A simple one that can be used in a lot of scenes is tracking the amount of sound being made. This can be used in stealth, combat, etc and can be affected by not only the outcome of rolls, but the actions used in the first place.
Never thought of this but it makes sense. "Using Wreck to pick the lock? OK. That'll get you through the staircase door but also will tick off two segments of the 'Guards Alerted' clock," though I might have let the player roll and on a complete or critical success tick off fewer for their deft chisel work (or more on a failure).

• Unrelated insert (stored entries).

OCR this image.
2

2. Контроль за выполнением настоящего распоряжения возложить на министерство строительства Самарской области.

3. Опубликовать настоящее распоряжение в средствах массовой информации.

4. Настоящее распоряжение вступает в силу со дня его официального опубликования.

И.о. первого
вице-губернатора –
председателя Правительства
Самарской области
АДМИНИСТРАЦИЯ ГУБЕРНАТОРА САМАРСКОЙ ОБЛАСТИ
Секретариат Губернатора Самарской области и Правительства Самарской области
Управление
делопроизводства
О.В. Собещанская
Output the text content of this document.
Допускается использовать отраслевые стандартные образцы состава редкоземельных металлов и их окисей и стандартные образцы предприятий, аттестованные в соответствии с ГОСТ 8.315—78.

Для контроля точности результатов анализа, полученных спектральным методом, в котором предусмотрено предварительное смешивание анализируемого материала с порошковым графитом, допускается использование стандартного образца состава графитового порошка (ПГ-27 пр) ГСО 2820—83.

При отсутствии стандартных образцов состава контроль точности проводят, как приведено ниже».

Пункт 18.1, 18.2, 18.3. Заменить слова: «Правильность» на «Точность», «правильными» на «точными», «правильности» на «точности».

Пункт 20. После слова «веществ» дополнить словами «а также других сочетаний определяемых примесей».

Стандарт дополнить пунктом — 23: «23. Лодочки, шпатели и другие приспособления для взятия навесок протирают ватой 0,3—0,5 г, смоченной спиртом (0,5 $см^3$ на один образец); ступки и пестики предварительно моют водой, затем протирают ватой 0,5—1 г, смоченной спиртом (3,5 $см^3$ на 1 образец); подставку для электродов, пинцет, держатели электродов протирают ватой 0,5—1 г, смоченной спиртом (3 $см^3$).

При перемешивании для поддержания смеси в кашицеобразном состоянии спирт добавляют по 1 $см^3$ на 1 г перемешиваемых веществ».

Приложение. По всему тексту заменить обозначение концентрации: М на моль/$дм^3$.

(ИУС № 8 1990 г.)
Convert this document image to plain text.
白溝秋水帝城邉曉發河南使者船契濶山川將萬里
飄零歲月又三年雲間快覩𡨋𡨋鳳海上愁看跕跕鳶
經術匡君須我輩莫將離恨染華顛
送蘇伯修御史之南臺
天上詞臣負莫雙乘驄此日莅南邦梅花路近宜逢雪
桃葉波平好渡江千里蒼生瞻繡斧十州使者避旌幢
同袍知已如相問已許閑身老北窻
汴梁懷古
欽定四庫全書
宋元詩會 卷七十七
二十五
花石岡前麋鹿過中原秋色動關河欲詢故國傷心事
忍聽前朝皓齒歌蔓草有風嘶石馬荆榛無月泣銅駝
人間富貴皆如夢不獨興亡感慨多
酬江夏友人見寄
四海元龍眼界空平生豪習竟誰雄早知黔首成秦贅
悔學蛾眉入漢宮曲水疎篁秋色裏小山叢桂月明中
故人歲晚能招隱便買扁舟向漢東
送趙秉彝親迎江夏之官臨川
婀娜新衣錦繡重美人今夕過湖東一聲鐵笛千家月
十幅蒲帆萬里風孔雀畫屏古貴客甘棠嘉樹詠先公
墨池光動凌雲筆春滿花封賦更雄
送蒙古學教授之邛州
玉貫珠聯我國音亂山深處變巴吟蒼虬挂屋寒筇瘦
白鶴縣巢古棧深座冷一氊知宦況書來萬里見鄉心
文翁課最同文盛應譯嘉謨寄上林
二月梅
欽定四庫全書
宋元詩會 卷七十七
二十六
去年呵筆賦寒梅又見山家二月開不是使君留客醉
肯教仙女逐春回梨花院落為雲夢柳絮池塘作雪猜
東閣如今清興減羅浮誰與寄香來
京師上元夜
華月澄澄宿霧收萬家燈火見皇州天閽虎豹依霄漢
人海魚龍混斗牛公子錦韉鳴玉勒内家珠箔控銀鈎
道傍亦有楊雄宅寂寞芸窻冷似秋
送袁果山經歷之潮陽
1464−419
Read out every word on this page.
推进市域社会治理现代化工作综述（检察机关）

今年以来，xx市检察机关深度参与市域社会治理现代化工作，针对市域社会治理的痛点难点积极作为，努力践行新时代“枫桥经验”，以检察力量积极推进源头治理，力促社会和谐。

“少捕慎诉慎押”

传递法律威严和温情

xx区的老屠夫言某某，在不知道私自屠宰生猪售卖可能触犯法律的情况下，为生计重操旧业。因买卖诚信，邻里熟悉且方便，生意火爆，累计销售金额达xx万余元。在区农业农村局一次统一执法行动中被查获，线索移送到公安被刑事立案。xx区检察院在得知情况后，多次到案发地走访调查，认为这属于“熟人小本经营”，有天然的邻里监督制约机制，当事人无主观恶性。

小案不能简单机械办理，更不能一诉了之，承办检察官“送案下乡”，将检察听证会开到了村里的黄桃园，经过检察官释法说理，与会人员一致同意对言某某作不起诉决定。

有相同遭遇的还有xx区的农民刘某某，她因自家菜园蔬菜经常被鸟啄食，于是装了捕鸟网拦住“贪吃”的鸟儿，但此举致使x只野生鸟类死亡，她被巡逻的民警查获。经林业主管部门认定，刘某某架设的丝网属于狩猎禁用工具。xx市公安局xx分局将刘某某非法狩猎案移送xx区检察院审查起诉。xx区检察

In my last Scum and Villainy game, I enjoyed tormenting the Mystic (a Jedi with the serial number filed off) by having his nemesis, a Nightspeaker (essentially a Sith with different rituals), show up repeatedly, and he had linked clocks. The first had to be filled by doing damage to him or otherwise stymieing him to stop him from screwing the crew around with his Way powers (which are legally distinct from the Force -- depending on what type of crew you have, S&V is intentionally derivative of multiple sci-fi IPs). Once that was filled, he would close with his plasma sword and engage the Mystic until the second clock was filled, whereupon he would try to make his escape (and always succeed, sometimes at a cost). I had to increase the size of the clocks as the campaign went on to keep it a challenge (justifying it as the Nightspeaker acquired artifacts and delved into forbidden Way powers), and of course in the final conflict the Mystic defeated him after cleaning his clocks (ha!) and chasing him down.

Can someone explain to me how else linked clocks are different from just having one bigger clock? Is it just like my example above or, "No one can make any progress on looting the vault (progress clock 2) until it's been cracked (progress clock 1)"? Or is there something else I'm missing to this?